A team of scientists from the University of Minnesota has created SpudCell, a cellular system consisting entirely of known chemical components that can undergo a complete cell cycle, according to research published by Biotic. A revolutionary discovery has shown that the basic processes of life can be recreated from non-living components, scientists say.
SpudCell can grow by attaching itself to small beads of nutrients created in a lab. These globules fuse with the cell, and the cell uses their contents to grow. A cell's DNA is controlled and this determines how fast it grows and how big it becomes.
In natural cells, division occurs thanks to the internal framework – the cytoskeleton, but synthetic cells do not have it. Instead, proteins on the surface of its membrane, or membrane, accumulate until it ruptures, and the cell divides. Moreover, scientists changed SpudCell's DNA so that it produced more protein for division, and cells with this change began to grow faster and reproduce more successfully. After just five generations, these cells completely replaced the original ones.
The SpudCell genome consists of 90,000 base pairs, which the researchers divided into 9 small parts called plasmids. This makes it easy to change individual parts of the cell. Unlike natural cells, in synthetic cells everything is known exactly about each protein and its quantity, which made it possible to create a special mixture of 36 purified proteins for the production of new ones.
It is these that SpudCell feeds on, producing them independently. The synthesized particle itself consists of fat molecules similar to those that form the membrane of ordinary cells. Inside this shell is DNA with reproducible proteins.

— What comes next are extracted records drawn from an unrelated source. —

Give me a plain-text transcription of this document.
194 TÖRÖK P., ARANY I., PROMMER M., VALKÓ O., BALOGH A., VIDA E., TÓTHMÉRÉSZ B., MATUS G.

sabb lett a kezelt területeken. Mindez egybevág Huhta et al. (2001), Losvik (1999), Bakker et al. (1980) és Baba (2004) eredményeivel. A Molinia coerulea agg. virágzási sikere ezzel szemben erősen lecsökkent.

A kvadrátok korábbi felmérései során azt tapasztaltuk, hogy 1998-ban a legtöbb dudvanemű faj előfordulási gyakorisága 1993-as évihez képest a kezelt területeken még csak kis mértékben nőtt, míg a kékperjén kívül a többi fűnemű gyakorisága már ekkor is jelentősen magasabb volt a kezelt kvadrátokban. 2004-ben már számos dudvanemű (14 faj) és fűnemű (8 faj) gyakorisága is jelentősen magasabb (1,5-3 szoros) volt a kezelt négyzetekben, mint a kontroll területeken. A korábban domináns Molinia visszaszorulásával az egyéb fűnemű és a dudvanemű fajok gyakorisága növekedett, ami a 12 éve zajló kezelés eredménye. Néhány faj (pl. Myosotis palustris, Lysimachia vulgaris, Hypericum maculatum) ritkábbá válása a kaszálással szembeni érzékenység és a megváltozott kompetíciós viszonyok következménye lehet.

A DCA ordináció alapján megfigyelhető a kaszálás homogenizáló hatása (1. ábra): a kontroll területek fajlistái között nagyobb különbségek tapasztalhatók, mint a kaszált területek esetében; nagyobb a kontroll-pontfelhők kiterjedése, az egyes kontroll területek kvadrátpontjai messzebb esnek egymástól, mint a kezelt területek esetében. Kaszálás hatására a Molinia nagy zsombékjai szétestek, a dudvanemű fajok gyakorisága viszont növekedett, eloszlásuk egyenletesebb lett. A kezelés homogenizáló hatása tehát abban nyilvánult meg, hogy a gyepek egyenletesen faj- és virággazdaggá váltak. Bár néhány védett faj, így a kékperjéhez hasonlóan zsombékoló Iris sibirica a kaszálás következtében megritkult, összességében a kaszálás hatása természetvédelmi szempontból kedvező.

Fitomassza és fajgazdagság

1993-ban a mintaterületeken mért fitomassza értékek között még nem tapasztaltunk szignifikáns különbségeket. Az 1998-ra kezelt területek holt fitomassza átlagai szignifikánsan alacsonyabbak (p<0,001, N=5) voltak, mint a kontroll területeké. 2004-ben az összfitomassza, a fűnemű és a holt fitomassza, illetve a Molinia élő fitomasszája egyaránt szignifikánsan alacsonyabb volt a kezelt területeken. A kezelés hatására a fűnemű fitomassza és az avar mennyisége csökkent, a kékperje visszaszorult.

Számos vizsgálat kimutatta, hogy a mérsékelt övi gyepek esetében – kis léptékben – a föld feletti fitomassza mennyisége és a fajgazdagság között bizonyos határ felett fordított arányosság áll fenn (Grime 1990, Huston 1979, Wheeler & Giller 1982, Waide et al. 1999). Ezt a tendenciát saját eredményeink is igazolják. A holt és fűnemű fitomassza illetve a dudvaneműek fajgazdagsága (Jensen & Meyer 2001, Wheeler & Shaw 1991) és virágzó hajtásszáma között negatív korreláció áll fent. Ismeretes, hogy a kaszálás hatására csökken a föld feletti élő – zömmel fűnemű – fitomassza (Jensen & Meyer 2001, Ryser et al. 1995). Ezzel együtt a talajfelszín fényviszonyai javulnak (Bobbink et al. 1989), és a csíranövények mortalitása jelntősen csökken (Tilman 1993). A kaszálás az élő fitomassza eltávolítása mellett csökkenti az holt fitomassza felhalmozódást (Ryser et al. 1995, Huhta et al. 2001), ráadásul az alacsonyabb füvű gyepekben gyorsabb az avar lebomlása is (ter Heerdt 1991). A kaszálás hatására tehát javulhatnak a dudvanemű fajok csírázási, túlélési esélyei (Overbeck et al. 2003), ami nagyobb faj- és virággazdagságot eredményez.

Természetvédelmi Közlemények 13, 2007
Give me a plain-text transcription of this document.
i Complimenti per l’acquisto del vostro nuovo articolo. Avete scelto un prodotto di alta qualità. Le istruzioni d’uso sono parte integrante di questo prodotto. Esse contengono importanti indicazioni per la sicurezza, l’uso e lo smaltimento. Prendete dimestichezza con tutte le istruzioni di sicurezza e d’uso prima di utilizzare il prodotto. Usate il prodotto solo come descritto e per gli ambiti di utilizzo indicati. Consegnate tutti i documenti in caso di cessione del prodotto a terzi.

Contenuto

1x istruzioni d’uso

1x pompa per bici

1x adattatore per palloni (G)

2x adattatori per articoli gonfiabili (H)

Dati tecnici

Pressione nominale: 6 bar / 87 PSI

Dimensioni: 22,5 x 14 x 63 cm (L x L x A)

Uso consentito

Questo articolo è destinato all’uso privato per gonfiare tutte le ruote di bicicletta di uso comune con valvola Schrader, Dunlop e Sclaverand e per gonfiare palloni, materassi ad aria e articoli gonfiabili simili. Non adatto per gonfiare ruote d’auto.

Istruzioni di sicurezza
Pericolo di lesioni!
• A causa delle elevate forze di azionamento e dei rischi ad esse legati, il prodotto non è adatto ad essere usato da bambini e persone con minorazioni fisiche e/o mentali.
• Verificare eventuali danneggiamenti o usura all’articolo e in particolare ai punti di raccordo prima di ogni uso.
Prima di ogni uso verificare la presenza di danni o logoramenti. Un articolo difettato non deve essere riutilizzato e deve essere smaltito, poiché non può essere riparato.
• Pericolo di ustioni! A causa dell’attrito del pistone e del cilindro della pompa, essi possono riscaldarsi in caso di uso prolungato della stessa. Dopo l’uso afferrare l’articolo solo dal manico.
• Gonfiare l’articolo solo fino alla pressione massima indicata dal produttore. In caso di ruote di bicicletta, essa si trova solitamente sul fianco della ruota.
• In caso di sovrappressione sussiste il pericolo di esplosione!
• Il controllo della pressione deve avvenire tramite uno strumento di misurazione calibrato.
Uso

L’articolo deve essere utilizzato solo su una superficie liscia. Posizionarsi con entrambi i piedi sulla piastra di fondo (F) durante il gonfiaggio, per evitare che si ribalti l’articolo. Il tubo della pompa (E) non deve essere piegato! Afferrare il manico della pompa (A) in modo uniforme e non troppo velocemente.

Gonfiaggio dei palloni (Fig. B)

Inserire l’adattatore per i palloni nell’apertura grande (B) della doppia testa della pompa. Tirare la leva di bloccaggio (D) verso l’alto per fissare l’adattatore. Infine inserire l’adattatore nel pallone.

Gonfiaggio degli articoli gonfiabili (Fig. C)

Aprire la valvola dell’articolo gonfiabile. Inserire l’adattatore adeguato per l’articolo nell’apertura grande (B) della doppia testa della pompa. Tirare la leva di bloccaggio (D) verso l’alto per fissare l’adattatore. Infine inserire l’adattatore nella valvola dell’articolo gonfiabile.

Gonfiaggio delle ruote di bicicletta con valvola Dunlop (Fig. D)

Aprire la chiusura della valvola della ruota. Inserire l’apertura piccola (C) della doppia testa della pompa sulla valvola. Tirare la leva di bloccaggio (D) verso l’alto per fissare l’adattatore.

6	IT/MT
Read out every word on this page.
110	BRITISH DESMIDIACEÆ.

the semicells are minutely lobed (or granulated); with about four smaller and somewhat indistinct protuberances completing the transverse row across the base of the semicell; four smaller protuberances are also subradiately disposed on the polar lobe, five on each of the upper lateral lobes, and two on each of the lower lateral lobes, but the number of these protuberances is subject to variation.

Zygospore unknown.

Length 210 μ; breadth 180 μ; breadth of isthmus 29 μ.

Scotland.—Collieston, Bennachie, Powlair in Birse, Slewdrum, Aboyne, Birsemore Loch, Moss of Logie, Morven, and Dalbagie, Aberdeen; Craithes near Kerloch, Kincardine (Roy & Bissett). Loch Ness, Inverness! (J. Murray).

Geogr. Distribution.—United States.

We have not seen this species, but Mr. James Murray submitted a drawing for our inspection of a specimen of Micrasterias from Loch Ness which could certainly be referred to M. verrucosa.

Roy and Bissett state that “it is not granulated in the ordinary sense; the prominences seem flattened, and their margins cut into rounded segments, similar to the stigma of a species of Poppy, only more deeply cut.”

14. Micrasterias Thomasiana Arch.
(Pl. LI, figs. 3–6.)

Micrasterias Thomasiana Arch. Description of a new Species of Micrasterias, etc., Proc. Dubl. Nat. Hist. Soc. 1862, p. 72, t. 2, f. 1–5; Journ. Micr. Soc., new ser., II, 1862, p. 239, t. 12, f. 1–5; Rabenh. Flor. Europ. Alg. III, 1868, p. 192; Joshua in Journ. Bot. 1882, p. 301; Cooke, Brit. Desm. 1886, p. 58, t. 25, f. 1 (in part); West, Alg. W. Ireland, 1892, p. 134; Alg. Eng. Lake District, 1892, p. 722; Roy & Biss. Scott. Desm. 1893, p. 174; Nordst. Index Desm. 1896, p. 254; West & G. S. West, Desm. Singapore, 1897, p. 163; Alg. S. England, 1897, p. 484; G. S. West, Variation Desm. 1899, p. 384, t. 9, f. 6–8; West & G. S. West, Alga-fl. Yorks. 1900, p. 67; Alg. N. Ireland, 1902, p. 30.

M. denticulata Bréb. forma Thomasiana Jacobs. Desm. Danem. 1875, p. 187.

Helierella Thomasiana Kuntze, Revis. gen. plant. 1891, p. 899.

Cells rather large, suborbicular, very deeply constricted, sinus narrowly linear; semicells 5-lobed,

Study co-author Kate Adamala, an assistant professor in the College of Biological Sciences at the University of Minnesota, said the synthesized cell could eventually help solve some of the most challenging problems in medicine and bioengineering.
“This is perhaps the most exciting project I have ever worked on. We have reproduced in chemistry what was previously only possible in biology: the full range of cell functions. This proves that the most fundamental functions of life, such as growth and replication, do not require a mysterious magical spark,” Adamala said.
At the same time, despite the advantages over natural cells, synthetic cells have a number of problems. For example, SpudCell uses ribosomes from E. coli bacteria, but it cannot create them itself. Therefore, it exists for 5-10 generations, after which the mechanism degenerates, and to create ribosomes, the synthesis of dozens of proteins and RNA molecules is necessary, and then their assembly in the correct order.
The improved genome also does not propagate after five generations because it does not have the cytoskeleton that solves this problem in natural cells, and SpudCell is extremely dependent on external nutrition and cannot exist autonomously.
It is for all these reasons that scientists note the large amount of work required for the further development of the cell they created. To this end, Biotic was launched, a research and engineering institution aimed at creating a common technical infrastructure for synthetic cell engineering and enabling the participation of researchers from around the world.